HABERLER

Beşiktaş Efsaneleri: Les Ferdinand

Yarım Kalan Aşk Hikayesi: Les Ferdinand

Les Ferdinand, Gordon Milne’nin isteği üzerine 1988 yılında Queens Park Rangers takımından kiralandı. 1988-89 sezonunun maçları başlar başlamaz ortaya koyduğu tipik santrfor meziyetleriyle büyük bir ilgi odağı olmakta gecikmedi. Türkiye’ye gelir gelmez öyle bir sevgi çemberi ile karşılaştı ki, Beşiktaş’a ve onun espirili taraftarlarına bağlanması fazla vakit almadı. Ancak Beşiktaş taraftarlarının gönlüne taht kuran Ferdinand, 1989-90 sezonunda eski takımı Queens Park Rangers’a geri döndü.

Beşiktaş'a gelmiş yabancı futbolcular içinde çok sevilen ve en güzel izlenimleri bırakan siyahi topçulardan biriydi. Gordon Milne yakından tanıyıp geleceğini parlak gördüğü bir futbolcu olduğu için, onun isteği üzerine 1988 senesinde transfer edilmişti.

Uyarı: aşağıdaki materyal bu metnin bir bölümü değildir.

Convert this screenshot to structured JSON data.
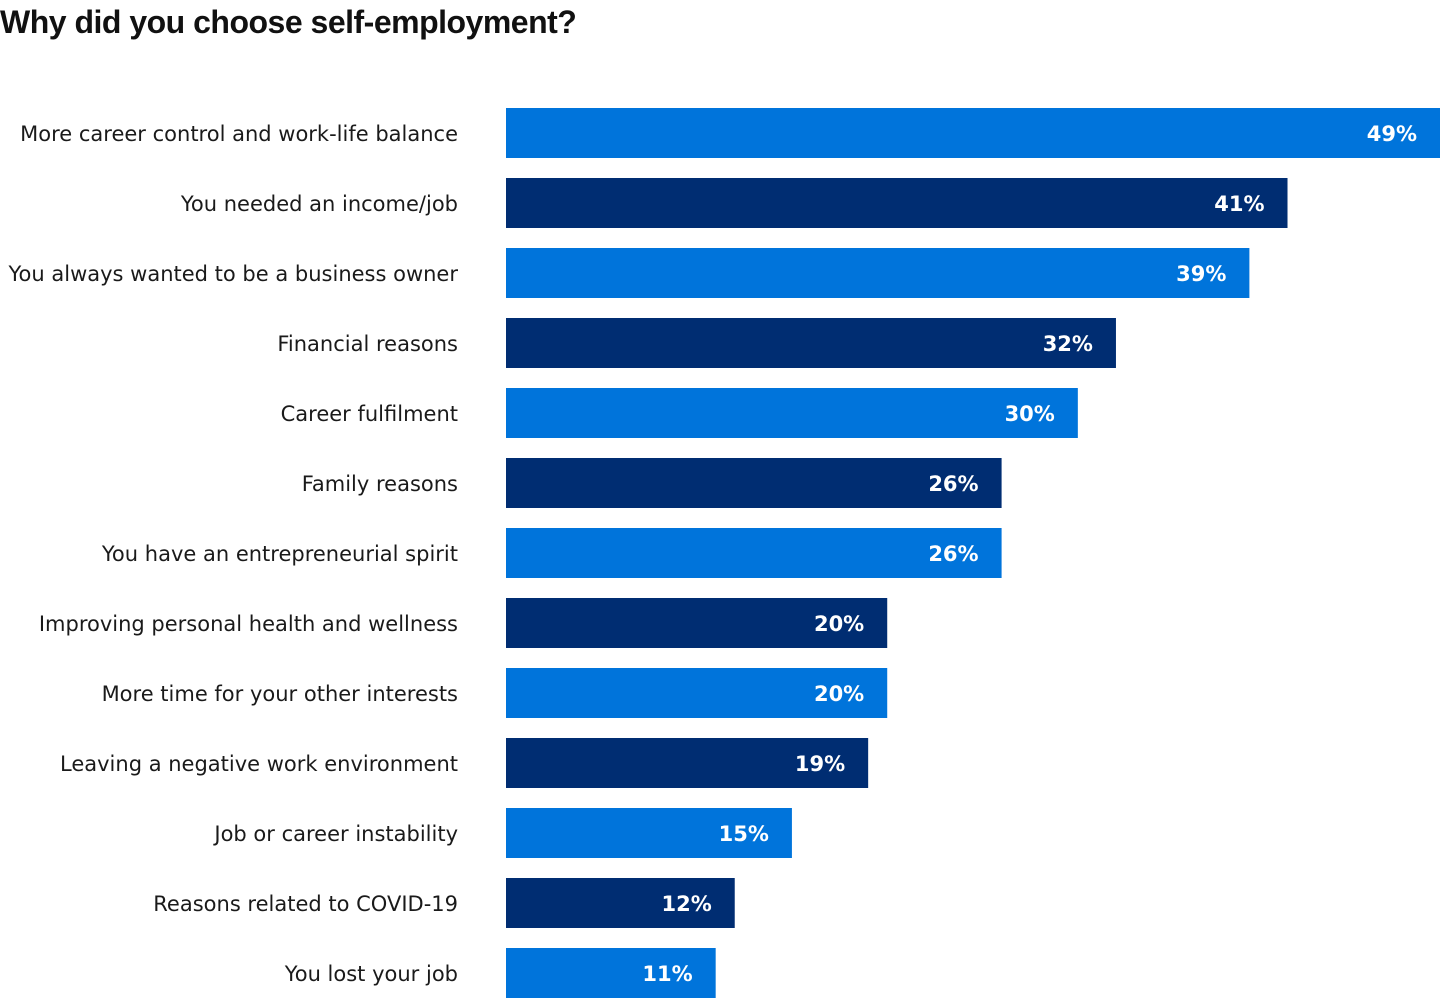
{
  "chart_data": {
    "type": "bar",
    "orientation": "horizontal",
    "title": "Why did you choose self-employment?",
    "categories": [
      "More career control and work-life balance",
      "You needed an income/job",
      "You always wanted to be a business owner",
      "Financial reasons",
      "Career fulfilment",
      "Family reasons",
      "You have an entrepreneurial spirit",
      "Improving personal health and wellness",
      "More time for your other interests",
      "Leaving a negative work environment",
      "Job or career instability",
      "Reasons related to COVID-19",
      "You lost your job"
    ],
    "values": [
      49,
      41,
      39,
      32,
      30,
      26,
      26,
      20,
      20,
      19,
      15,
      12,
      11
    ],
    "data_labels": [
      "49%",
      "41%",
      "39%",
      "32%",
      "30%",
      "26%",
      "26%",
      "20%",
      "20%",
      "19%",
      "15%",
      "12%",
      "11%"
    ],
    "unit": "%",
    "xlim": [
      0,
      49
    ],
    "grid": false,
    "legend": "none",
    "colors": [
      "#0074DB",
      "#002D72"
    ]
  }
}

Henüz yaşı 22'ydi.

Queens Park Rangers takımından Siyah-Beyazlı takıma geldiği yıl, kapalı bir kutu gibiydi.Çapı ve meziyetleri konusunda Gordon Milne'nin dışında hiç kimse bilgi sahibi değildi. Beşiktaşlı taraftarların gönlünde yarım kalan bir aşk hikayesiydi o. Aynı zamanda İnönü Stadı çimlerinin tanık olduğu ilk yabancı siyahi oyuncu. Pişsin diye kiralık olarak geldiği Beşiktaş'tan İngiltere'ye döndükten sonra New Castle'ın Siyah-Beyaz formasıyla yılın futbolcusu seçildi. Ancak talihsiz sakatlığı dünya yıldızı olmasını önledi.

Top tekniği, hava toplarındaki hakimiyeti ve ikili mücadelelerde geliştirdği kendine has driplingleriyle, aynı zamanda her iki ayağını da kullanarak attığı birbirinden güzel golleriyle Beşiktaş’ın efsanevi santrforu Kemal Gülçelik’i hatırlatan bir oyuncuydu. 1988-89 sezonunda Türkiye Ligi’nin ilk yarısında ve onu takiben Türkiye Kupası’nın finalinde o sezon Fenerbahçe kalesini korumakta olan ünlü Alman Milli Takımı kalecisi Schumacher’e attığı goller, seyredenlere büyük heyecanlar yaşatmıştı. Beşiktaş’ta resmi ve özel olarak oynadığı 44 maçta rakip kalelere tam 22 gol atarak tüm Beşiktaşlılar'ın kalplerinde taht kurdu. O dönemin Beşiktaş-Fenerbahçe derbilerinde Sarı-Lacivertlileri kahreden “Arkayı dörtleyelim beyler!” sloganı, O’nun gol üretkenliği sayesinde tribünlerde zafer şarkısı olmuştu.

Beşiktaş’ın efsanevi üçlüsü Metin-Ali-Feyyaz’la beraber İnönü Stadı'nın çimlerinde boy gösteren Ferdinand'ın taraftarın gönlünü kazanması zor almadı. Beşiktaş taraftarı da ilk zamanlar merakla ve tereddütle izlediği İngiliz futbolcuyu, ilerleyen haftalarda ayakta alkışlamaya başladı. Beşiktaş’ın tarihindeki ilk siyahi futbolcu olan Ferdinand’a büyük bir sevgiyle bağlanan taraftarlar, ona Türkçe isim de bulmuşlardı; “Ferdi”. Uzun boyu ve güçlü fiziğiyle rakip kaleleri bunaltan Ferdinand, attığı gollerle zor maçların kahramanı oldu. Ferdinand’ın golleri o sene Siyah-Beyazlılara, şampiyonluğu olmasa da Türkiye Kupası’nı getirdi.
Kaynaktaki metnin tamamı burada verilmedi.